Ausgewählt wurde eine Strecke mit besonders vielen Kreuzungen. Die Schneebergbahn von Wiener Neustadt nach Puchberg weist auf einer Länge von 28 Kilometern 66 Bahnübergänge auf. „Ich muss auf dem Abschnitt in unübersichtlichen Bereichen 86 Hupsignale geben“, erklärt der Triebfahrzeugführer Christian Königshofer (40).

Die Fahrprüfer und -lehrer durften neben ihm im Führerhaus Platz nehmen, zusehen und lernen. Laut Eisenbahnkreuzungsverordnung muss sich jeder Verkehrsteilnehmer bei einem Bahnübergang vergewissern, dass sich kein Zug annähert. Die Praxis sehe aber anders aus, meint Königshofer. „Der Zug kann nicht mehr stehen bleiben, wenn ein Hindernis auf den Schienen ist. Mein Bremsweg ist viel zu lang“, erklärt der Lokführer, der weiß, wovon er spricht. Schon drei Mal war er in Unfälle mit Fahrzeugen verwickelt. „Einmal ist ein Lkw auf der Schneefahrbahn abgerutscht, und zwei Mal haben Fahrzeuglenker nicht angehalten“, schildert Königshofer. Zum Glück sind nie Passagiere bei den Zwischenfällen verletzt worden.

Für die Fahrprüfer ist eine Missachtung eines Haltesignals auf Eisenbahnkreuzungen ein schweres Vergehen. Durchkommen gibt es damit keines.

100 Rotlicht-Radaranlagen Ende des Jahres in Betrieb

Die ÖBB-Infrastruktur und der Fachverband der Fahrschulen in der Wirtschaftskammer Österreich setzen im Rahmen einer Kooperation verstärkt auf Bewusstseinsbildung bei Führerscheinneulingen. Videos veranschaulichen auf dramatische Weise, was bei einem Zusammenprall von einem Zug mit einem Pkw passiert. Der Fahrzeuglenker zieht auf Grund der Kräfteverhältnisse immer den Kürzeren.

Ziel ist es, dass Fahrschulen in der Ausbildung der angehenden Lenker die besondere Gefahr von Eisenbahnkreuzungen vertiefend behandeln. Dazu wurde ein Übereinkommen getroffen, dass bei Übungsfahrten verstärkt auch Bahnübergänge übersetzt werden. Wie undiszipliniert Autofahrer teilweise sind und welcher Gefahr sie sich aussetzen, zeigt das Beispiel einer Eisenbahnkreuzung bei Klagenfurt.
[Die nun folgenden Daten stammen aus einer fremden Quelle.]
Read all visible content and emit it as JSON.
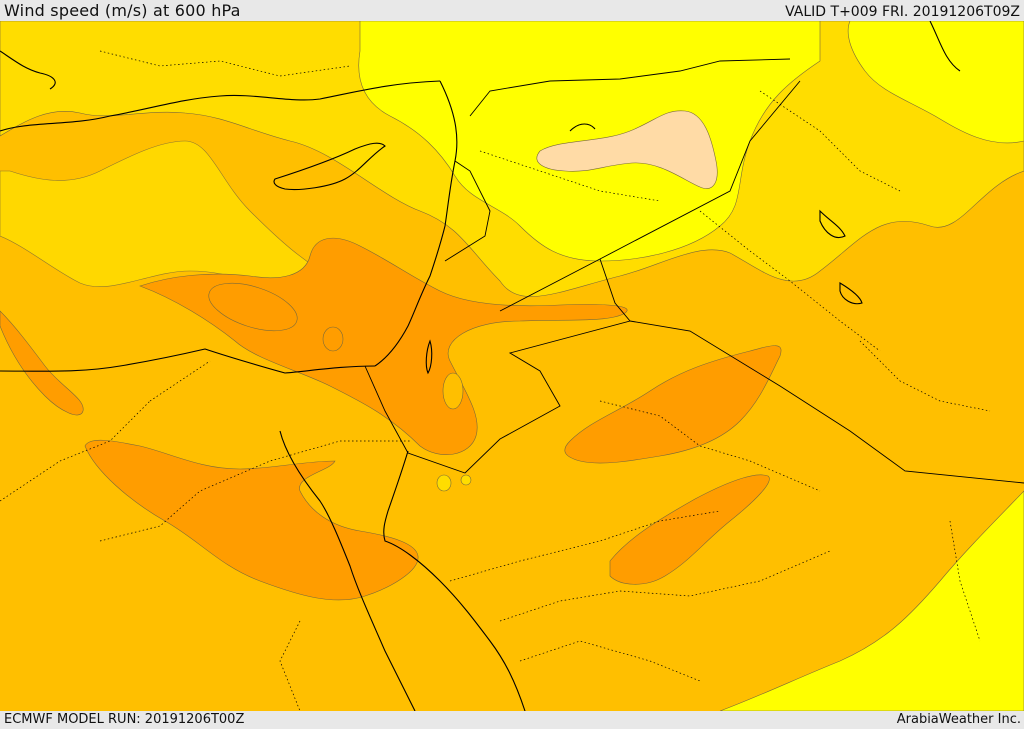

Nach der Installierung einer Rotlicht-Überwachungsanlage wurden anfangs monatlich bis zu 700 Fahrzeuglenker dabei geblitzt, wie sie das Warnsignal ignorierten. „Dabei herrscht absolute Lebensgefahr. Die Züge sind dort mit bis zu 140 km/h unterwegs“, heißt es von Seiten der ÖBB.

Anfang 2018 waren österreichweit 60 solcher Radaranlagen an neuralgischen Bahnkreuzungen aufgestellt. Bis Jahresende sollen es insgesamt 100 Überwachungssysteme sein.